Rama Yade : Ils ont toujours été dans ma vie, oui, parce que ma mère était enseignante. J’ai donc grandi au milieu des livres, dans le respect des livres, jusqu’au point que mes cahiers et mes livres ne pouvaient pas être posés par terre. Sans oublier le Livre, avec un grand L, qui trônait dans une armoire en verre au milieu du salon. On ne pouvait pas y toucher ! Le livre était donc effrayant, sacré, un objet qu’il fallait éminemment respecter.
Quels sont vos premiers souvenirs ?
Rama Yade : Ma mère était enseignante. Le mercredi, à Dakar, elle partait en me laissant à la maison avec une pile de livres et des devoirs à faire. Je devais donc avoir tout fini à son retour. Et parmi ces livres, il y avait le Bled, le Bescherelle, les grands classiques qui me poursuivront jusqu’en Hypokhâgne.
Toujours lié à l’apprentissage, plus qu’au plaisir de lecture.
Rama Yade : Au début, oui. D’ailleurs l’autre, le Livre, je devais l’apprendre par cœur – sans le toucher. Je suis allée à l’école coranique, avec un maître du Coran qui nous faisait écrire sur des planches en bois des sourates sacrées … La journée, j’allais à l’école catholique, chez les sœurs, où je priais un dieu catholique ! (Rires) Dans notre culture, c’était le même Dieu.
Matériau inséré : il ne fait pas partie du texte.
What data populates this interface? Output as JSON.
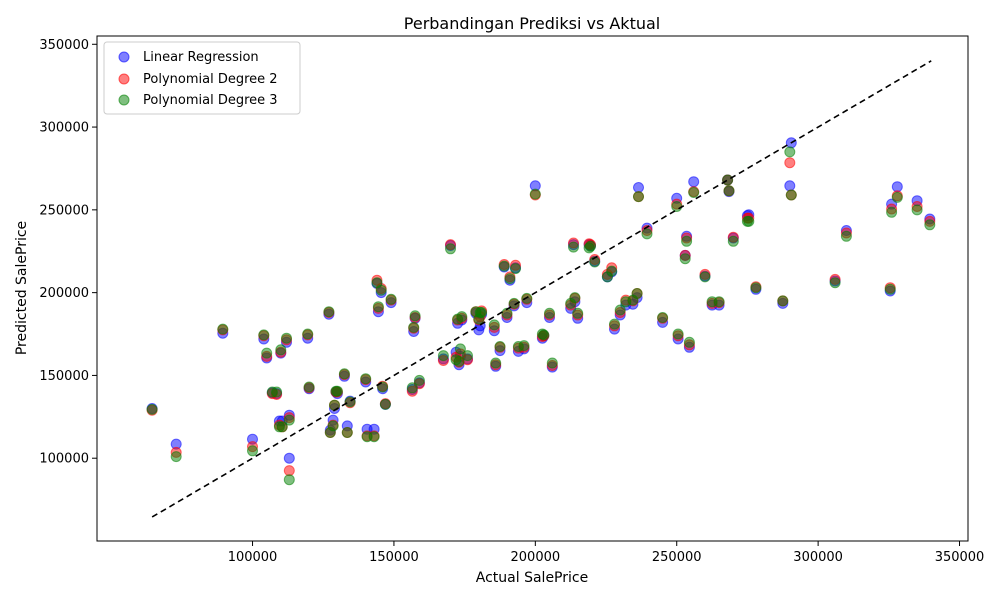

Les romans sont arrivés plus tard ?
Rama Yade : Oui. A Dakar, nous classions les livres en deux catégories : les livres sacrés d’abord, les livres scolaires ensuite. Et puis, une troisième : les contes. En Afrique, il n’y a pas plus heureux qu’un enfant, parce qu’il vit dans une communauté où chaque adulte est un enseignant. Enfant, mon livre de contes favori était celui du président-écrivain, Léopold Sédar Senghor : l’histoire de Leuk le Lièvre. C’était un conte traditionnel qu’il avait repris avec Abdoulaye Sadji, en édition illustrée. Ce sont les trois catégories de livres qui m’ont ouvert à la lecture.
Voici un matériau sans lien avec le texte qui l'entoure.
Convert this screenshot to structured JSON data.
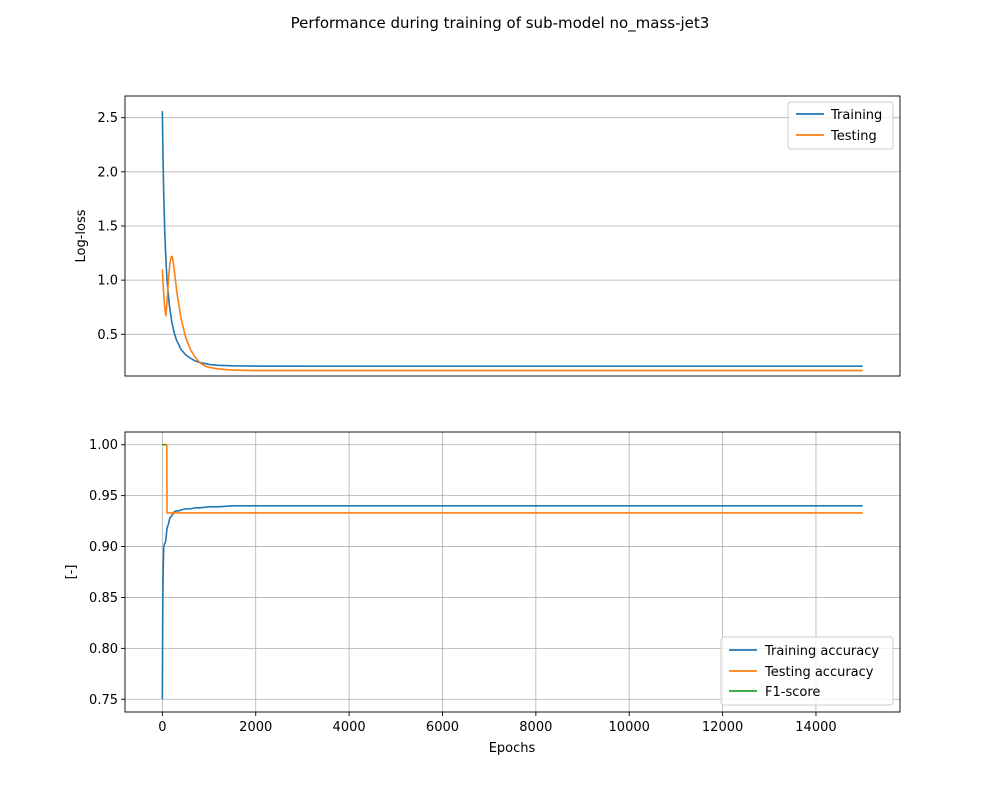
{
  "chart_data": {
    "title": "Performance during training of sub-model no_mass-jet3",
    "colors": {
      "blue": "#1f77b4",
      "orange": "#ff7f0e",
      "green": "#2ca02c"
    },
    "subplots": [
      {
        "type": "line",
        "ylabel": "Log-loss",
        "xlabel": "",
        "xlim": [
          -800,
          15800
        ],
        "ylim": [
          0.115,
          2.7
        ],
        "yticks": [
          "0.5",
          "1.0",
          "1.5",
          "2.0",
          "2.5"
        ],
        "xticks": [],
        "grid": "y",
        "legend": "top-right",
        "series": [
          {
            "name": "Training",
            "color": "#1f77b4",
            "x": [
              0,
              10,
              20,
              30,
              50,
              75,
              100,
              150,
              200,
              250,
              300,
              400,
              500,
              600,
              700,
              800,
              1000,
              1200,
              1500,
              2000,
              3000,
              15000
            ],
            "y": [
              2.56,
              2.25,
              2.0,
              1.78,
              1.47,
              1.2,
              1.0,
              0.77,
              0.62,
              0.52,
              0.45,
              0.36,
              0.31,
              0.28,
              0.255,
              0.24,
              0.222,
              0.214,
              0.209,
              0.207,
              0.206,
              0.206
            ]
          },
          {
            "name": "Testing",
            "color": "#ff7f0e",
            "x": [
              0,
              25,
              50,
              75,
              100,
              130,
              160,
              185,
              210,
              240,
              280,
              320,
              400,
              500,
              600,
              700,
              800,
              900,
              1000,
              1200,
              1500,
              2000,
              15000
            ],
            "y": [
              1.1,
              0.9,
              0.75,
              0.67,
              0.8,
              1.0,
              1.15,
              1.21,
              1.22,
              1.15,
              1.0,
              0.86,
              0.65,
              0.47,
              0.36,
              0.29,
              0.24,
              0.21,
              0.195,
              0.18,
              0.17,
              0.165,
              0.165
            ]
          }
        ]
      },
      {
        "type": "line",
        "ylabel": "[-]",
        "xlabel": "Epochs",
        "xlim": [
          -800,
          15800
        ],
        "ylim": [
          0.7375,
          1.0125
        ],
        "yticks": [
          "0.75",
          "0.80",
          "0.85",
          "0.90",
          "0.95",
          "1.00"
        ],
        "xticks": [
          "0",
          "2000",
          "4000",
          "6000",
          "8000",
          "10000",
          "12000",
          "14000"
        ],
        "grid": "both",
        "legend": "bottom-right",
        "series": [
          {
            "name": "Training accuracy",
            "color": "#1f77b4",
            "x": [
              0,
              5,
              10,
              20,
              30,
              50,
              70,
              100,
              130,
              160,
              200,
              250,
              300,
              350,
              400,
              500,
              600,
              700,
              800,
              1000,
              1200,
              1500,
              1800,
              2000,
              15000
            ],
            "y": [
              0.75,
              0.8,
              0.85,
              0.88,
              0.9,
              0.903,
              0.905,
              0.918,
              0.922,
              0.928,
              0.93,
              0.934,
              0.935,
              0.935,
              0.936,
              0.937,
              0.937,
              0.938,
              0.938,
              0.939,
              0.939,
              0.94,
              0.94,
              0.94,
              0.94
            ]
          },
          {
            "name": "Testing accuracy",
            "color": "#ff7f0e",
            "x": [
              0,
              95,
              100,
              15000
            ],
            "y": [
              1.0,
              1.0,
              0.933,
              0.933
            ]
          },
          {
            "name": "F1-score",
            "color": "#2ca02c",
            "x": [
              0,
              80
            ],
            "y": [
              1.0,
              1.0
            ]
          }
        ]
      }
    ]
  }
}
Jusqu’à quel âge, dix ans environ ?
Rama Yade : Oui, et là survient la rupture : le départ en France. Mon père était diplomate et il a été transféré à Paris. Il n’y reste pas longtemps, il est bientôt à la retraite et c’est sa derrière mutation. Mais ma mère, mes trois petites sœurs et moi, nous sommes restées après son départ. Nous poursuivons notre scolarité à Colombes, dans les Hauts-de-Seine, dans l’école privée catholique du quartier, pour conserver l’esprit de l’apprentissage classique auquel nous étions habitués à Dakar.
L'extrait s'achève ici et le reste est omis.